Chapter 18: Linux Primitive Experiments

These labs look at kernel objects directly: namespace links, mount table rows, cgroup files, process IDs — before any runtime appears.

These commands are sketches for a disposable Linux VM. Do not run the mutating sections on a normal workstation.

Namespace Membership

Question: what changes when a process enters new namespaces?

Scope: VM-only mutation, with an optional user-namespace variant later.

Start by recording the current namespace links:

readlink /proc/self/ns/{mnt,pid,uts,ipc,net,user,cgroup}

Then run a shell in new PID, mount, UTS, and IPC namespaces:

sudo unshare --fork --pid --mount --mount-proc --uts --ipc bash

Inside that shell, inspect the same links:

echo "inside pid: $$"
readlink /proc/self/ns/{mnt,pid,uts,ipc,net,user,cgroup}
ps -ef
exit

The PID namespace needs --fork because the new PID namespace applies to children. --mount-proc mounts a procfs view for that PID namespace, which is why ps becomes meaningful inside the lab shell. The network and user namespace links should not change in this exact command; the point is to see that namespaces are independent choices.

Cleanup is the shell exit. Verification is another read of the original shell's namespace links.

Entering A Target Namespace

Question: how does another process enter an existing namespace?

Scope: VM-only mutation.

In one shell, keep a namespaced process alive:

sudo unshare --fork --pid --mount --mount-proc --uts bash -c 'hostname cdb-lab; sleep 300'

In another shell, find that process and inspect its namespace links:

pid=$(pgrep -f "sleep 300" | head -n 1)
sudo readlink /proc/"$pid"/ns/{pid,mnt,uts}
sudo nsenter --target "$pid" --pid --mount --uts hostname

nsenter(1) is the user-space wrapper for setns(2). The test is whether /proc/$pid/ns/uts matches the link the parent shell read; the hostname output is only a sanity check.
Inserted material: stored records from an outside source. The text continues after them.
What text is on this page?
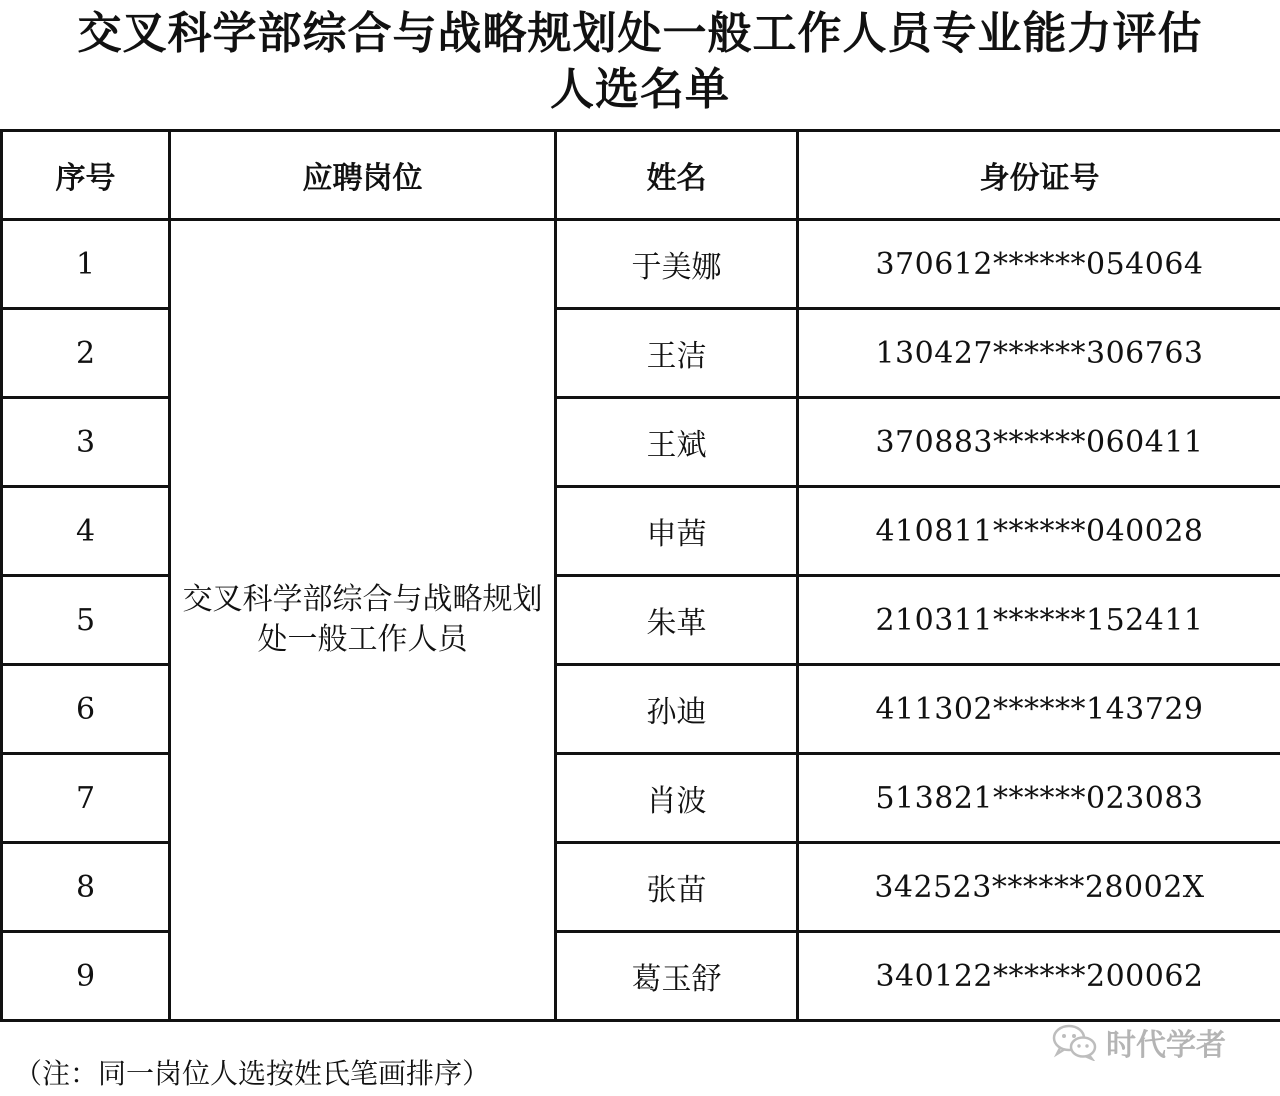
交叉科学部综合与战略规划处一般工作人员专业能力评估
人选名单
序号	应聘岗位	姓名	身份证号
1	交叉科学部综合与战略规划处一般工作人员	于美娜	370612******054064
2		王洁	130427******306763
3		王斌	370883******060411
4		申茜	410811******040028
5		朱革	210311******152411
6		孙迪	411302******143729
7		肖波	513821******023083
8		张苗	342523******28002X
9		葛玉舒	340122******200062
（注：同一岗位人选按姓氏笔画排序）
时代学者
Cleanup the sleeping process:

sudo kill "$pid"

Mount Namespace

Question: does a mount namespace give a process its own mount table?

Scope: VM-only mutation.

Run a shell with a new mount namespace, then make propagation private before creating test mounts:

sudo unshare --mount bash
mount --make-rprivate /
mkdir -p /tmp/cdb-mnt/source /tmp/cdb-mnt/target
touch /tmp/cdb-mnt/source/inside-source
mount --bind /tmp/cdb-mnt/source /tmp/cdb-mnt/target
findmnt /tmp/cdb-mnt/target
grep /tmp/cdb-mnt /proc/self/mountinfo
umount /tmp/cdb-mnt/target
exit

The bind mount exists in the new mount namespace. mount --make-rprivate / is there because shared mount propagation can make mount experiments surprise the host.

Verify cleanup from the original shell:

findmnt /tmp/cdb-mnt/target || true
rm -rf /tmp/cdb-mnt

Root Filesystem Boundary

Question: what does a root filesystem need before a process can run inside it?

Scope: VM-only mutation.

A directory is not automatically runnable: a dynamic binary needs its loader and shared libraries, /proc does not exist unless mounted, device nodes do not appear unless created or mounted, and a shell does not exist unless it is in the tree.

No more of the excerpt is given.